The benefits law is a particularly glaring example of Bloomberg’s lack of candor on gay issues. When he ran for mayor in 2001, he supported the measure, at first unconditionally, and after a few days’ reflection, with an insistence on some kind of carve out for religious institutions doing business with the city. Only toward the end of his first year in office did he reverse his position, initially arguing that the law violated free market principles that say contracting decisions should be made on cost considerations alone. Over time, the mayor’s opposition devolved into a pettier, turf defense of mayor prerogative.
As City Council Education Chairwoman Eva Moskowitz noted in a press conference this week, the Bloomberg administration is also apparently digging in against implementation of the other piece of gay-related legislation enacted last year over the mayor’s veto—the Dignity for All Schools Act (DASA). The measure provides anti-harassment protections based on a variety of categories, including sexual orientation and gender identity. More fundamentally, the legislation puts the Council and the city on record as having an institutional commitment to address and root out the violence and bullying that permeates too many New York public schools.

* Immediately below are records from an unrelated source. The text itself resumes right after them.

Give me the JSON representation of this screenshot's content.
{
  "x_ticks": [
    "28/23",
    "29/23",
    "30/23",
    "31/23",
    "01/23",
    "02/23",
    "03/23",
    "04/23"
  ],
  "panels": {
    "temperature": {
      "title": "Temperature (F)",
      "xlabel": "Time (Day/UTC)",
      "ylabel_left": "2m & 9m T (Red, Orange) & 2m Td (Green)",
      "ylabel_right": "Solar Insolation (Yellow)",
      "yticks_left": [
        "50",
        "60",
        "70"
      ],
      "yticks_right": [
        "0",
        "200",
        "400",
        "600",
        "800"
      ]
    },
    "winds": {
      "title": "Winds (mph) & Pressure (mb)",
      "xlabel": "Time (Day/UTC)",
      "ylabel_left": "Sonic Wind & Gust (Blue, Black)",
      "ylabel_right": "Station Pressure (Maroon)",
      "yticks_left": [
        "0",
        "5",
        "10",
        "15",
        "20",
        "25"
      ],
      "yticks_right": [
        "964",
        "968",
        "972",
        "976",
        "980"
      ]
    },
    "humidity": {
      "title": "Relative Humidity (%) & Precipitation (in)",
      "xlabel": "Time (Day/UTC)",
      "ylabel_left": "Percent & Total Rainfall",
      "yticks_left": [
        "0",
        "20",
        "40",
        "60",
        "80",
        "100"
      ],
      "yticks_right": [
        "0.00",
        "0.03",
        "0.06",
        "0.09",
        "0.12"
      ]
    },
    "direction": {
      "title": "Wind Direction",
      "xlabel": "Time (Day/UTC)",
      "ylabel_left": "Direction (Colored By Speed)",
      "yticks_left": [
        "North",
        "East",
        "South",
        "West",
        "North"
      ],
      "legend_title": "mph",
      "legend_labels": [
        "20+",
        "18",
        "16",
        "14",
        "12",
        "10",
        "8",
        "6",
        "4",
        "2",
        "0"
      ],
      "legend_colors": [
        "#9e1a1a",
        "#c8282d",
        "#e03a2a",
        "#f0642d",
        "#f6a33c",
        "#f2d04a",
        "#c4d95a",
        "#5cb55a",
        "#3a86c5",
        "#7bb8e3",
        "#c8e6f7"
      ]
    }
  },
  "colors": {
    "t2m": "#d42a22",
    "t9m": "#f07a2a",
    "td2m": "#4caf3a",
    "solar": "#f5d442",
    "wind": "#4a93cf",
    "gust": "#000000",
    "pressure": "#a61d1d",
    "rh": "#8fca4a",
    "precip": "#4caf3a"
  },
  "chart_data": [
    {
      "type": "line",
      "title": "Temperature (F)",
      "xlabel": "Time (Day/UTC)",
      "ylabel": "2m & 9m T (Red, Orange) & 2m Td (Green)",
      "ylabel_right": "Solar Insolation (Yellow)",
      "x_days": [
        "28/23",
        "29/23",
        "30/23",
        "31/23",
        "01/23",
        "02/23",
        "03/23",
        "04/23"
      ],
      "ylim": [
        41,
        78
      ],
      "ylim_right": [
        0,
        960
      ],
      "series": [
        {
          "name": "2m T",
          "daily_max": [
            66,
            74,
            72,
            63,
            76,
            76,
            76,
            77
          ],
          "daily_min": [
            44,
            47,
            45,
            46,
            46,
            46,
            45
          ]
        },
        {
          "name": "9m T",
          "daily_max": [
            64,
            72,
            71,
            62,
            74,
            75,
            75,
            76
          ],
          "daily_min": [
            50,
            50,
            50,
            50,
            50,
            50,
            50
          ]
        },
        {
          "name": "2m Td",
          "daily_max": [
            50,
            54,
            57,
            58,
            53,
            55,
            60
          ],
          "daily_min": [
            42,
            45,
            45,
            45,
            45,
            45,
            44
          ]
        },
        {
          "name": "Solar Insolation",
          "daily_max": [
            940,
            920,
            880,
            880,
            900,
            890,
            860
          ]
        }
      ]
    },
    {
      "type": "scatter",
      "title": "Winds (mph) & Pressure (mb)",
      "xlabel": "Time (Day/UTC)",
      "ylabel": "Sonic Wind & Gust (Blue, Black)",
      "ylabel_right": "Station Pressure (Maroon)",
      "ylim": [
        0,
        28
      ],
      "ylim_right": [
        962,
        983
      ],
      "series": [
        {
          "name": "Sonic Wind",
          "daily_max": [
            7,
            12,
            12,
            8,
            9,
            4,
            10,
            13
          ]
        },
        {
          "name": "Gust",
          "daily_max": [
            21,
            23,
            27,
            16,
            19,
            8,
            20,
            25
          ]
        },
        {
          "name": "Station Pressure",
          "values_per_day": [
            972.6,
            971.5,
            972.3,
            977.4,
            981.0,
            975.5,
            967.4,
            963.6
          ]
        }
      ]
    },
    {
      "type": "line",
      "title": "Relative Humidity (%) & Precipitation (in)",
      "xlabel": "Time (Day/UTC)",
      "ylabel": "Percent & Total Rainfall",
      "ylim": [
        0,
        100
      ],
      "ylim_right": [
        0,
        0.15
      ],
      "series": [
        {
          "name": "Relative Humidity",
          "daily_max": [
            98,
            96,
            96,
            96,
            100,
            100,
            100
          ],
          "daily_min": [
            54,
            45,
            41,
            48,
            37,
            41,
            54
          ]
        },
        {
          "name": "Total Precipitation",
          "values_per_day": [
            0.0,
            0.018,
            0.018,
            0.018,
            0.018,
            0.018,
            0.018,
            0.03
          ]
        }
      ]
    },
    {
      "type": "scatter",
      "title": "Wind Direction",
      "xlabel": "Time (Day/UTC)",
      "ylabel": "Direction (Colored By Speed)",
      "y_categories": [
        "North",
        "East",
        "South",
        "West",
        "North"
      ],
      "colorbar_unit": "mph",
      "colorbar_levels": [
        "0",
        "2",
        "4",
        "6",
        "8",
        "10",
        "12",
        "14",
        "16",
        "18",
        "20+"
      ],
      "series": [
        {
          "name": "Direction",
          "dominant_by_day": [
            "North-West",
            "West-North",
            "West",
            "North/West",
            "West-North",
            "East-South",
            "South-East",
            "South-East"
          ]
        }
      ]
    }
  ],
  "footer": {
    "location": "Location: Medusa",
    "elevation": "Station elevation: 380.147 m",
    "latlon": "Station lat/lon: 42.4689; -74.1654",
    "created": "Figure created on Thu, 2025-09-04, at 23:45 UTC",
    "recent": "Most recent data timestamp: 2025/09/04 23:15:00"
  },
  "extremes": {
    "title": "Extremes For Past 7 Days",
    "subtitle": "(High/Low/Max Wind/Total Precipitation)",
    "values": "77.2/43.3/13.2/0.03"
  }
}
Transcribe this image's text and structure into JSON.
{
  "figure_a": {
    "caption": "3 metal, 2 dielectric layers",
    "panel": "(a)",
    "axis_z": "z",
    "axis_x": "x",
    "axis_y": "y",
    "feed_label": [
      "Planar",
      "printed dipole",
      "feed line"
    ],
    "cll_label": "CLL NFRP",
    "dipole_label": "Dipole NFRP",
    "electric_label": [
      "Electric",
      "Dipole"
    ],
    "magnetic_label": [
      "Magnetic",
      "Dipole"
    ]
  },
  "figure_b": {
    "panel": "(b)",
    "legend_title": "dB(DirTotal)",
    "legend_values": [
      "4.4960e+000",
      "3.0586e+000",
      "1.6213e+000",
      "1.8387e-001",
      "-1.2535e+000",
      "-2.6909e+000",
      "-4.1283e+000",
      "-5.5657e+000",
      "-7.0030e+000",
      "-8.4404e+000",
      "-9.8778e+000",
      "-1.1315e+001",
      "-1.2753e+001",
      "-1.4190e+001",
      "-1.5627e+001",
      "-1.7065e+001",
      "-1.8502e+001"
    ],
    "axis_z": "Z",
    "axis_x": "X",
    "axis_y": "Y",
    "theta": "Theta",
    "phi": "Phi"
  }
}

Despite Bloomberg’s proud assertions that—with the reorganization of the school system that gives him direct management control—the buck stops with him, his Department of Education was flagrant in its unwillingness to work with the Council to craft appropriate legislation last year. Only when Council passage of DASA was imminent was the city willing to deal, and even then talks soon foundered. Now that the law’s implementation date has arrived, it seems clear that the city has not moved in good faith to make the legislation a reality in the city’s schools. Moskowitz and the Council promise oversight hearings on March 28.
It is well past time to hold the mayor accountable for his flip-flops on LGBT rights. He marched on March 5 in the gay-inclusive St. Pat’s For All parade in Queens, but will also participate Thursday in the anti-gay parade on Fifth Avenue hosted by the Ancient Order of Hibernians.
Mike Bloomberg may not be able to decide which side he is on, but New York voters will have their chance to make a similar choice this November. This mayor will then have to answer to all of us.